Financial firms that hold ambitions to improve risk management will need to be both resolute and creative to address issues associated with risk data quality and to achieve data mastery, says a report by Celent.


Since the crisis, there has been much discussion of risk measurement and management, but a shortage of the data on which financial firms depend. "Poor data can undermine not only risk management but also most of the actions a bank takes. Be it a strategy decision or something as specific as setting prices for consumer loans, the story is the same: the quality of the decision depends on both the skill of the individuals involved and the information. If data quality is poor, the information will be poor, and only luck can prevent the decisions from being poor," notes the report.

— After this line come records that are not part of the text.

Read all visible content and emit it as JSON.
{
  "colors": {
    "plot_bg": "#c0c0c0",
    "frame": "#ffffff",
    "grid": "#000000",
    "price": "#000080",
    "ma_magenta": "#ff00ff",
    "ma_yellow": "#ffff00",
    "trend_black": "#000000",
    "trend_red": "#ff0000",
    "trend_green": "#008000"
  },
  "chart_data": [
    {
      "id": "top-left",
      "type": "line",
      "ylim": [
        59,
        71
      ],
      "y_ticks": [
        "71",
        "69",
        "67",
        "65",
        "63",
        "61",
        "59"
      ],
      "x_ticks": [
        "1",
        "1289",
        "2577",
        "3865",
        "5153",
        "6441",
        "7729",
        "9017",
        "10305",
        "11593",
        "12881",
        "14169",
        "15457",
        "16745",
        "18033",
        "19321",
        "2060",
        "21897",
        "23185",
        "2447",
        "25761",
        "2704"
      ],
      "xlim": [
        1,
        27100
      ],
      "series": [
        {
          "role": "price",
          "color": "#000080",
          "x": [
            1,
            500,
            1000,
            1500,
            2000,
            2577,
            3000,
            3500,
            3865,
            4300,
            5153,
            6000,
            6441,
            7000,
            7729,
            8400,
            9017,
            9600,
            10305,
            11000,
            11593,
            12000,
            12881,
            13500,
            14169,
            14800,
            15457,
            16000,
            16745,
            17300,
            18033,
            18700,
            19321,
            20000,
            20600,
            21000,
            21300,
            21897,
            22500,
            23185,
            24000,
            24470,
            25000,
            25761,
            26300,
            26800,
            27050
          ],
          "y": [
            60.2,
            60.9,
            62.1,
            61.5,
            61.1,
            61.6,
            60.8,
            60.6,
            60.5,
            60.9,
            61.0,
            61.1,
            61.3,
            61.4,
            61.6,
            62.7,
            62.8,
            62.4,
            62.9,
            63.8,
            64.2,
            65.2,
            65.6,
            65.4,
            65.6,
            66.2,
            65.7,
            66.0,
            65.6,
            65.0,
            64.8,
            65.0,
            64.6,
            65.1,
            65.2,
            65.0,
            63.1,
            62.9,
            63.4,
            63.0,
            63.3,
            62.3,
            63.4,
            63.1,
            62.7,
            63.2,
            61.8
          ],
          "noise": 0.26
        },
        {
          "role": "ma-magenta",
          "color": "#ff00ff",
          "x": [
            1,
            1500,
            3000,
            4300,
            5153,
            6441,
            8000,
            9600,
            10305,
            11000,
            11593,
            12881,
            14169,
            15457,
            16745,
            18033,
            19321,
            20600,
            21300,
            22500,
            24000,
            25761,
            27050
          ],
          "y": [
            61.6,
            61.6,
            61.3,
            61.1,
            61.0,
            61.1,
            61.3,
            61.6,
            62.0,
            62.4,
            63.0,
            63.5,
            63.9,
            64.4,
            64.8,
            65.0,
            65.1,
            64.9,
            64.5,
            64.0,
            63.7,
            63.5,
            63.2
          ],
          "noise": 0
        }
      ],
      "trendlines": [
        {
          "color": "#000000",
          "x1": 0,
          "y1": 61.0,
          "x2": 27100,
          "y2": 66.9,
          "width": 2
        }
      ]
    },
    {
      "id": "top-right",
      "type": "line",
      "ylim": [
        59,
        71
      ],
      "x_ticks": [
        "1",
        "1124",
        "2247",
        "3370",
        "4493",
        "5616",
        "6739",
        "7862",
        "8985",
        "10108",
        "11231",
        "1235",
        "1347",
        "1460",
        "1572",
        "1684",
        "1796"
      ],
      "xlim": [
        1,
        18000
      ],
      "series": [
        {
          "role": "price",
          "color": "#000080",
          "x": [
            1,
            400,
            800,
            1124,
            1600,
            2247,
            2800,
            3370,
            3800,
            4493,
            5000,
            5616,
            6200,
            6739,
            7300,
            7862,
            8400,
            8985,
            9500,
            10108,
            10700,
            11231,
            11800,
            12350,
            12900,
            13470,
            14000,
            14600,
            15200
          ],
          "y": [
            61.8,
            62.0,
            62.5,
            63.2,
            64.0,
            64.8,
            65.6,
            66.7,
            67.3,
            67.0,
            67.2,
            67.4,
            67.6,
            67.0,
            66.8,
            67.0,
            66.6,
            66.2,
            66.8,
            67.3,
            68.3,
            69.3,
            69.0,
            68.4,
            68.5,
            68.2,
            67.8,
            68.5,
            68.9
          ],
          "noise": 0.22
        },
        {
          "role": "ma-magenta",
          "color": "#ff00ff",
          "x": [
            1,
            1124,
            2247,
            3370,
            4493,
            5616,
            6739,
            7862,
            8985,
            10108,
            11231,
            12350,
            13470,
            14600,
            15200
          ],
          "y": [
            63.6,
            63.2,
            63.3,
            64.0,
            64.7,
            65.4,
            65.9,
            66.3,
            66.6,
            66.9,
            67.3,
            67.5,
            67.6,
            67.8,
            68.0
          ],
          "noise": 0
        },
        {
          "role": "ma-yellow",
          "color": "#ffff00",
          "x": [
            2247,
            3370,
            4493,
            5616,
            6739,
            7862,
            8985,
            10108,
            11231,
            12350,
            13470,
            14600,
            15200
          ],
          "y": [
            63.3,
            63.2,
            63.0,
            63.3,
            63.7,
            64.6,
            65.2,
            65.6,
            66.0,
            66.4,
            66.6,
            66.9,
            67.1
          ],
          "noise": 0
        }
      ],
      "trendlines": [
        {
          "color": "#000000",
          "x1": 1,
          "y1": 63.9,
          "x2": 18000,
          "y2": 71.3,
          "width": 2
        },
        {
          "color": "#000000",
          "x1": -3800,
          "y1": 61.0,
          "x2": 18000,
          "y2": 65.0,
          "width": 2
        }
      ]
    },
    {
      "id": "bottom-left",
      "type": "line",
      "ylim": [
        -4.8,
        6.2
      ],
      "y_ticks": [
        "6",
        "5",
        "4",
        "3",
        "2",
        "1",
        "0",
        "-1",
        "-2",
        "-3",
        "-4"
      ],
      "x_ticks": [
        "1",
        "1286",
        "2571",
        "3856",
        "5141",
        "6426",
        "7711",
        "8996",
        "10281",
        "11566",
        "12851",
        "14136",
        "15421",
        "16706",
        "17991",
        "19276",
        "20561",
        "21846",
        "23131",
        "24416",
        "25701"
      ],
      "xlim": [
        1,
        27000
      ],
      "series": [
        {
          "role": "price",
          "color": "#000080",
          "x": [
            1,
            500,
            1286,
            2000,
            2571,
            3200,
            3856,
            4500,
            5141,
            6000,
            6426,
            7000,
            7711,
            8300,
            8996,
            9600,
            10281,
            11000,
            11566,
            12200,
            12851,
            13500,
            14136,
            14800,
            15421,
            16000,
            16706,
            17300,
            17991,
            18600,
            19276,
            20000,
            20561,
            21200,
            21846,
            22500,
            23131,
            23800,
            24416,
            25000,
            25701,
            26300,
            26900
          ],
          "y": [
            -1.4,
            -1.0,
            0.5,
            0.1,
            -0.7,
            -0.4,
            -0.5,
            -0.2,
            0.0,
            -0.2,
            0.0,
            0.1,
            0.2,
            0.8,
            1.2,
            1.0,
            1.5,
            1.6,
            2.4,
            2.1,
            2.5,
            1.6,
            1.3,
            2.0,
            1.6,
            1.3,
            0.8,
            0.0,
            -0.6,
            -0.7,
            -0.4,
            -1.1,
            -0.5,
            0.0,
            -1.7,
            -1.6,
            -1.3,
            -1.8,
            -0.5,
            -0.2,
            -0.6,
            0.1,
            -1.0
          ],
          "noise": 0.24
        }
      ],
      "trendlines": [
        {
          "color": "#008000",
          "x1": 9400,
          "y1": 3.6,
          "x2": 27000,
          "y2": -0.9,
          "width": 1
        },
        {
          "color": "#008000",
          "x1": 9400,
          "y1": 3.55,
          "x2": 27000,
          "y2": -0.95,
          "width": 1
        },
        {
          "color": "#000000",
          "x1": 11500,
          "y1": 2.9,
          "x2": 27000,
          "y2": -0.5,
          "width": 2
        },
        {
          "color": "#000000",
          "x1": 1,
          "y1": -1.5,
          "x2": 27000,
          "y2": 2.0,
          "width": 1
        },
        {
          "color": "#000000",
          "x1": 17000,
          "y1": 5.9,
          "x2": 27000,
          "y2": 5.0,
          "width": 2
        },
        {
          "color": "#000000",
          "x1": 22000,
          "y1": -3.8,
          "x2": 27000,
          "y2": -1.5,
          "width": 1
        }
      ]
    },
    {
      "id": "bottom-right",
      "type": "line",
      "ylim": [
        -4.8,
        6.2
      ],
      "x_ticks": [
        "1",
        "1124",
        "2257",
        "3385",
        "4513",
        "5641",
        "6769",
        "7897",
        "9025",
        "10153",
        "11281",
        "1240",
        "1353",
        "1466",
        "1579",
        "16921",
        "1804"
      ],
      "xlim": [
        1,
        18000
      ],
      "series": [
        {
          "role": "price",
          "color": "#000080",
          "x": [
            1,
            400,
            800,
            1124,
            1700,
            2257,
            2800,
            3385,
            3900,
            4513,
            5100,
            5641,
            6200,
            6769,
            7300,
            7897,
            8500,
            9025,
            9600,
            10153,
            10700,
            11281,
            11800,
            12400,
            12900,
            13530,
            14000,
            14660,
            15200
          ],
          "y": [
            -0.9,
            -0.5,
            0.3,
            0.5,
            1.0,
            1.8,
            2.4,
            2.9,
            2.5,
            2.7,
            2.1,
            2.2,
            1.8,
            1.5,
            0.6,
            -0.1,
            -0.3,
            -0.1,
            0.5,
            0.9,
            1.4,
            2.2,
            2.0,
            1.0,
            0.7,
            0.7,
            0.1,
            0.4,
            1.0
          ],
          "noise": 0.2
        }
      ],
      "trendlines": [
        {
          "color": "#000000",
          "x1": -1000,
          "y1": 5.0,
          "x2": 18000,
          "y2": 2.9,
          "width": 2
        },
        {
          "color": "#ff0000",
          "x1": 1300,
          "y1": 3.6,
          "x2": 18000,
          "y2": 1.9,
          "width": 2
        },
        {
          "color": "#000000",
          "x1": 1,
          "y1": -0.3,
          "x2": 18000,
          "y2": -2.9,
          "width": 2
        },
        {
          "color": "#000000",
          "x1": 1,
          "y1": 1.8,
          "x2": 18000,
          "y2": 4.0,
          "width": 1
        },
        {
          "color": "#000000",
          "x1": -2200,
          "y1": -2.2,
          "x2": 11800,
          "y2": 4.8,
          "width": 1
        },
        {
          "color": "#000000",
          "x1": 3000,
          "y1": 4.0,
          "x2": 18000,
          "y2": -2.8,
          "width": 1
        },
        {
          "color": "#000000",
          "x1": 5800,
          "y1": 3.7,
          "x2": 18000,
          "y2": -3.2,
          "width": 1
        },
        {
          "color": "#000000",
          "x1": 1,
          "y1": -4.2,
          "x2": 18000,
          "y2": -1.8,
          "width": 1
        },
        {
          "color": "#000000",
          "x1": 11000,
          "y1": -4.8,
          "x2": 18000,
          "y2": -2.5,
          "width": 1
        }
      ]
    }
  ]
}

Paul Mee, coauthor of the paper and a Head of Oliver Wyman's Strategic IT and Operations practice, says, "Data is the lifeblood of any bank yet it is too often unattended, unclean, and unsuitable for the satisfactory functioning of the organs of the enterprise."


In the context of growing emphasis on risk systems and capabilities, data quality is a recurring problem that is unaddressed within many firms. With a number of risk management renewal initiatives within tier 1 and even tier 2 institutions, there have been renewed efforts to address this aspect in a more concerted effort (again).


“Banks’ ability to develop and execute winning strategies is undermined by the quality of the fact base available to support decision making. Data quality is a significant strategic risk for many institutions,” says James Mackintosh, a Partner in Oliver Wyman's Finance and Risk practice.


According to Celent, data quality programmes start and often end with a framework consisting of measurement, governance, ownership, processes, and organisation. Although these are important, implementing such frameworks has failed to improve information at many banks.


“Tried and tested” process-type data frameworks are failing the tests. We believe more creative approaches need to be considered," says Celent.